Will the Rs 7,200-crore package help the sector stay afloat?
The sector is going through one of the worst financial crises, thanks to surplus sugar production in the last three seasons; another such is expected this year. Carry-forward stocks are estimated to exceed 10 million tonnes (mt) on September 30, 2014. This will block about Rs 30,000 crore of liquidity, burdening the industry with about Rs 3,600 crore in interest a year. Therefore, the interest-free loan of Rs 7,200 crore comes as assistance at the right time. It will not only reduce the interest burden of mills by Rs 860 crore through five years but cut farmers’ arrears by that amount, as the extra cash flow will have to be used to pay cane prices to farmers.
Would it have helped if this had been announced before the crisis escalated?
Had the help come earlier, it would have ensured the current cane arrears of about Rs 3,500 crore would have been cleared earlier. But approvals and sanctions from the government take time. Currently, India produces only white sugar and, therefore, the incentives for producing raw sugar will allow diversification of the product mix. The industry will be ready to grab the opportunity whenever it is on offer, and get better realisation.

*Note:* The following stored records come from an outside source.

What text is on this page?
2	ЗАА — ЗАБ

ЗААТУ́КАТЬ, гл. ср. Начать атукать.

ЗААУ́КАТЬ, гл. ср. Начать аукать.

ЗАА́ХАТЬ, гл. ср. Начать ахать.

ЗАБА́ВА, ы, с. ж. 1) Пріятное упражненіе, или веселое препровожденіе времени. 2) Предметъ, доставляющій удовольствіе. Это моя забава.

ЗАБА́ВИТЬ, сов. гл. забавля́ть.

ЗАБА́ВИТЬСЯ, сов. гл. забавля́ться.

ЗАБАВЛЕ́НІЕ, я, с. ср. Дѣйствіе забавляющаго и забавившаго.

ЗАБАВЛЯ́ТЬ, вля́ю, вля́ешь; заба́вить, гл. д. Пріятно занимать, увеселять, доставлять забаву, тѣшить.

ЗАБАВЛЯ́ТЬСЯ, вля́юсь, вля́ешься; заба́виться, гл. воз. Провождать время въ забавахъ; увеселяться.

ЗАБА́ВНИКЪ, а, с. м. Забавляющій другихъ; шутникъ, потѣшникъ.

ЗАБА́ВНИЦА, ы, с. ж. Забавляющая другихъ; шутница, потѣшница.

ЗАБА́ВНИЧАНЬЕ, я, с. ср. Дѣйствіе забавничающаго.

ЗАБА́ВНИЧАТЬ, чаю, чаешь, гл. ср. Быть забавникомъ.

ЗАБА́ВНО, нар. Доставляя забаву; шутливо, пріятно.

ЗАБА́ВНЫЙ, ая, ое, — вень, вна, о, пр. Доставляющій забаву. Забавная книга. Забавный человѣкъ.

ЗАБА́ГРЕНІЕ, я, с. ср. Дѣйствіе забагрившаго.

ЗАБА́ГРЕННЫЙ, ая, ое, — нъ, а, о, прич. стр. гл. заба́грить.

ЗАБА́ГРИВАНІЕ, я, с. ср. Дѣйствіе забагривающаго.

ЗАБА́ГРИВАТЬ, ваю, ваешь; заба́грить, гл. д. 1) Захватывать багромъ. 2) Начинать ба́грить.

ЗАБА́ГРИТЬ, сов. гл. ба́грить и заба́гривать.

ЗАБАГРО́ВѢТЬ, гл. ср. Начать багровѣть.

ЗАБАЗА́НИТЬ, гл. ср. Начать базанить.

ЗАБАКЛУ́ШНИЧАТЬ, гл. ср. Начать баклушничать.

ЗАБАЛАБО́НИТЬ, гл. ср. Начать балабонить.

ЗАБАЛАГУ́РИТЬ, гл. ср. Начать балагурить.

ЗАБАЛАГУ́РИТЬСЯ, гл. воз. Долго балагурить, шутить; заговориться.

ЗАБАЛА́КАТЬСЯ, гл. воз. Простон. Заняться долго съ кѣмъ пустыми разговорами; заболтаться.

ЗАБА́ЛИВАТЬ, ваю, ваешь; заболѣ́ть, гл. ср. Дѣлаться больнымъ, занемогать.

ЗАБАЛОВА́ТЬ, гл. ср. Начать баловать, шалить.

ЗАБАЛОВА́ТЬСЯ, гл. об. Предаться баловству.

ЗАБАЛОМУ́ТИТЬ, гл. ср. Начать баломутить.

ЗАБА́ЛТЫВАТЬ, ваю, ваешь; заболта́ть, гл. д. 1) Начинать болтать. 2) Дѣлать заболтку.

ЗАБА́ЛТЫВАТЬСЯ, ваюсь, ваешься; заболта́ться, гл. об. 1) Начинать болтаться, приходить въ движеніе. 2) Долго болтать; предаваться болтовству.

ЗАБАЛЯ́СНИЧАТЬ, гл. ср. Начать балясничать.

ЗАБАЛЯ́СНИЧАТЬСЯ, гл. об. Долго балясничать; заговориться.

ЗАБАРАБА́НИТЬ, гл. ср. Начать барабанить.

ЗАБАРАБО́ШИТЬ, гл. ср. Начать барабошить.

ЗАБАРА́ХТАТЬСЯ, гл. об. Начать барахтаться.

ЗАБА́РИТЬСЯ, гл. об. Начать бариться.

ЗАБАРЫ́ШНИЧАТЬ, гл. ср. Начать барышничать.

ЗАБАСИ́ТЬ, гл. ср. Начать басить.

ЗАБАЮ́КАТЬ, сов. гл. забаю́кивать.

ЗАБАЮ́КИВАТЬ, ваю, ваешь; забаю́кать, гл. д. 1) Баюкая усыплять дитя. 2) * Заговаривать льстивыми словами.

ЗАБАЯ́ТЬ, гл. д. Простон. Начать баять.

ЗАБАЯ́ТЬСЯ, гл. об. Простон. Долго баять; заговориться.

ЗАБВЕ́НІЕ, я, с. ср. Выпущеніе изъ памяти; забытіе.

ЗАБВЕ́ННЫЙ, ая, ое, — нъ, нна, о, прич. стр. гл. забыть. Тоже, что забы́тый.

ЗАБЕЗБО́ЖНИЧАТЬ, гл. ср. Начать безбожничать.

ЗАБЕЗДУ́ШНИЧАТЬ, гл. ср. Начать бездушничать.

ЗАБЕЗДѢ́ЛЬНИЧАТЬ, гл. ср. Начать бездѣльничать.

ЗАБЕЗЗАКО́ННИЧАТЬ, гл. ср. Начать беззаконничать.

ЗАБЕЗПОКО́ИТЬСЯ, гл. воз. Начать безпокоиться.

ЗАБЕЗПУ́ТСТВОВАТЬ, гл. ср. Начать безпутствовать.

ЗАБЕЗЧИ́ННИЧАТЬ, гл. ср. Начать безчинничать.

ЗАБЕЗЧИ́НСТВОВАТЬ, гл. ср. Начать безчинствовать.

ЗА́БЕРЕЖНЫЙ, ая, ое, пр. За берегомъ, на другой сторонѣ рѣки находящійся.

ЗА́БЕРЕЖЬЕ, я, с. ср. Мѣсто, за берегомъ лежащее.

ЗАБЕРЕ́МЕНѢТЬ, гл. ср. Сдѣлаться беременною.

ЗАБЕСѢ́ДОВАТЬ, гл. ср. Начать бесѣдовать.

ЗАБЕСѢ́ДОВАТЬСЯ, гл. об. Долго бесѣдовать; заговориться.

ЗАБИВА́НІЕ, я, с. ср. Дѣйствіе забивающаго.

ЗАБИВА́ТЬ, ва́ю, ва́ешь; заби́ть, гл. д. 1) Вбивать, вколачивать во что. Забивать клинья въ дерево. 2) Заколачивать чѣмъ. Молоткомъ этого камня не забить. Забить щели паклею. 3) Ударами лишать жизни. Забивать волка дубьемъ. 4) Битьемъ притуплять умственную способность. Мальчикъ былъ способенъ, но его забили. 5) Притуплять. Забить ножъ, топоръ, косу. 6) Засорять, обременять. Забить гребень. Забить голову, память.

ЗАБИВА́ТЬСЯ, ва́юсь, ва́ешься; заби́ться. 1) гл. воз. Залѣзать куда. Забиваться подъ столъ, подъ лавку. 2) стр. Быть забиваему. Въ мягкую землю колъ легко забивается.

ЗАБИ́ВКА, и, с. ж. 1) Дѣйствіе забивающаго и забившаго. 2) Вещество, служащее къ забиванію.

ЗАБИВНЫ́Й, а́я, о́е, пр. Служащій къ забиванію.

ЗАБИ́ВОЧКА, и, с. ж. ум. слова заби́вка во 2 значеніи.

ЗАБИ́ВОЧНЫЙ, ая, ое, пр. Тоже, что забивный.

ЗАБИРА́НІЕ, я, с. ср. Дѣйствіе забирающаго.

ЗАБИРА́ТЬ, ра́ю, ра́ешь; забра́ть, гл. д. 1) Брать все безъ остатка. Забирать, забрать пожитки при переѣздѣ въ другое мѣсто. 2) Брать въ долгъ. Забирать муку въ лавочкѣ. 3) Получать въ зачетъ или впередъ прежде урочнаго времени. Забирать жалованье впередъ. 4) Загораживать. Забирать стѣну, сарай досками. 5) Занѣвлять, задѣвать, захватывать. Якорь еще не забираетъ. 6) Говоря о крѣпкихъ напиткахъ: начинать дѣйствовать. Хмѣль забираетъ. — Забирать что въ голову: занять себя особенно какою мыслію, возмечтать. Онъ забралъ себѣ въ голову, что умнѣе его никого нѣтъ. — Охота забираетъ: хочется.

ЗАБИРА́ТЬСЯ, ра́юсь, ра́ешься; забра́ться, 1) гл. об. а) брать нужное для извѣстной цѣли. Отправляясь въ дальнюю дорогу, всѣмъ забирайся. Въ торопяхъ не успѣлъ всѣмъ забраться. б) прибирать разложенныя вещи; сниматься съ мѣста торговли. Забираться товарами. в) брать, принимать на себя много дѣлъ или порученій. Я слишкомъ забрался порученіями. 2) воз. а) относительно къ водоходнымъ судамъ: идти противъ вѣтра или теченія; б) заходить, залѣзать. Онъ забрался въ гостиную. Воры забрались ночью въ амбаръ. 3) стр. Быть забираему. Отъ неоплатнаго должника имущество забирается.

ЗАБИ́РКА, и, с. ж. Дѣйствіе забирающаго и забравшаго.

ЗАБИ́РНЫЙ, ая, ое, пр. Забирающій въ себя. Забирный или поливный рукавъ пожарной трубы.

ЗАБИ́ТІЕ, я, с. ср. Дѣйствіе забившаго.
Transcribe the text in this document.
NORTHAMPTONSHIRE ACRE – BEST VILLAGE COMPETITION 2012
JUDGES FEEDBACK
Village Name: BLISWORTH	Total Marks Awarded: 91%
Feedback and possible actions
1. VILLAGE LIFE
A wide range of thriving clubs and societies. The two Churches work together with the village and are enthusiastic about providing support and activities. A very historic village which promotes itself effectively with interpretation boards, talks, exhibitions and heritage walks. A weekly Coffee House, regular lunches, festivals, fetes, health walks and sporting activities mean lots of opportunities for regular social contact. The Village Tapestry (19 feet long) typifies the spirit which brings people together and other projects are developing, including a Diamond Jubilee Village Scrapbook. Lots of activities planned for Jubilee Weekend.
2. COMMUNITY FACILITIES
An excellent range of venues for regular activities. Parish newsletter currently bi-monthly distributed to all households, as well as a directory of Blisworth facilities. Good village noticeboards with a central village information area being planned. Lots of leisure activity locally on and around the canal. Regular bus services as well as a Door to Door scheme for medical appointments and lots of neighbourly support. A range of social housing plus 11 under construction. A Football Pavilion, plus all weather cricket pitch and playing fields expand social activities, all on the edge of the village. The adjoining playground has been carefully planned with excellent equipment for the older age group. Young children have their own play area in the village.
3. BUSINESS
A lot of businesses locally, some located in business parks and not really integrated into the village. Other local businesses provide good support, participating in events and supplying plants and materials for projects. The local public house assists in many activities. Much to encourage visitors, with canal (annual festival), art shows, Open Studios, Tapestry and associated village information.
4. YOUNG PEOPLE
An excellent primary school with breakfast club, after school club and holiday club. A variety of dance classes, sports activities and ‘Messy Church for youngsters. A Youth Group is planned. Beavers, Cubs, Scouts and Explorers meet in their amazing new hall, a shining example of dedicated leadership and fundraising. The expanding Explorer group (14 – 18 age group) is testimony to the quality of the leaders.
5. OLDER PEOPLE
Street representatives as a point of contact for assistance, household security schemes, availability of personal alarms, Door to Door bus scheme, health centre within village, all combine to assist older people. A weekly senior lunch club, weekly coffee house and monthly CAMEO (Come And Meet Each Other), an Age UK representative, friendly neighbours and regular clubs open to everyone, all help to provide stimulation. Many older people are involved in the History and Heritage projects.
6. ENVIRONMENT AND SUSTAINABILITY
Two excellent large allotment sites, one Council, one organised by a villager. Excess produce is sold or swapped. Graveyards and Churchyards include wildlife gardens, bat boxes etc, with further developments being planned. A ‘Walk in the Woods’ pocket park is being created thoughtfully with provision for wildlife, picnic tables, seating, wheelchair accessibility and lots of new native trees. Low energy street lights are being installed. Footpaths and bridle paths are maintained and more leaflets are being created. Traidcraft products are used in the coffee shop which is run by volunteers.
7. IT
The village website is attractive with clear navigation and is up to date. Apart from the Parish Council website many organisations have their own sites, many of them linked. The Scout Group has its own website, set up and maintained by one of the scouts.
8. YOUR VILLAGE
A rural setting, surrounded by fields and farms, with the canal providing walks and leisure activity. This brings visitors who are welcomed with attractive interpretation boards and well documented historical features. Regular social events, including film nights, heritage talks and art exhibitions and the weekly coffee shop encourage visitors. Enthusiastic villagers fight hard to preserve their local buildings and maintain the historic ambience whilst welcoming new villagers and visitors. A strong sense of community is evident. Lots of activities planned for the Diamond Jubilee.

However, the industry will be eagerly awaiting the government's announcement of the actual incentives per tonne of sugar, as that will decide how many mills come forward to avail of these incentives.
What is your estimate for this season?
Our sugar production estimate for the 2013-14 season is 25 mt. There is some concern the delayed start will lead to some loss of sugarcane, due to which production may be lower. We need to do a detailed analysis on this, including diversion into gur manufacturing. Though cane has been supplied to gur manufacturers in Uttar Pradesh in the past two weeks, gur manufacturing in Maharashtra and Karnataka is insignificant.
How will sugar recovery be affected?
Since the cane has stayed in the fields for long, sucrose formation would be better, providing slightly higher recovery from each tonne of cane crushed. This will compensate, at least partially, the cane lost to diversion in the last couple of weeks. Therefore, though sugar production till November 30 was substantially lower than last year, it will catch up, now that all mills across the country have started crushing.
Will the government's move to increase ethanol blending to 10 per cent really kick off?
The recommendation by a group of ministers to make 10 per cent ethanol blending mandatory may increase ethanol demand by one billion litres, reducing 1.7-1.8 mt of surplus sugar. However, oil companies have to show more urgency to finalise tenders. Delayed orders (tender finalisation was six-seven months after the tenders were opened) have discouraged suppliers from committing ethanol for this wonderful programme. It saves the country about $2 billion of foreign exchange and helps reduce pollution. Therefore, oil companies have to come forward with some positive steps and ideas to implement the mandatory 10 per cent blending, for which there will be enough supplies, provided prices are viable and orders are quick.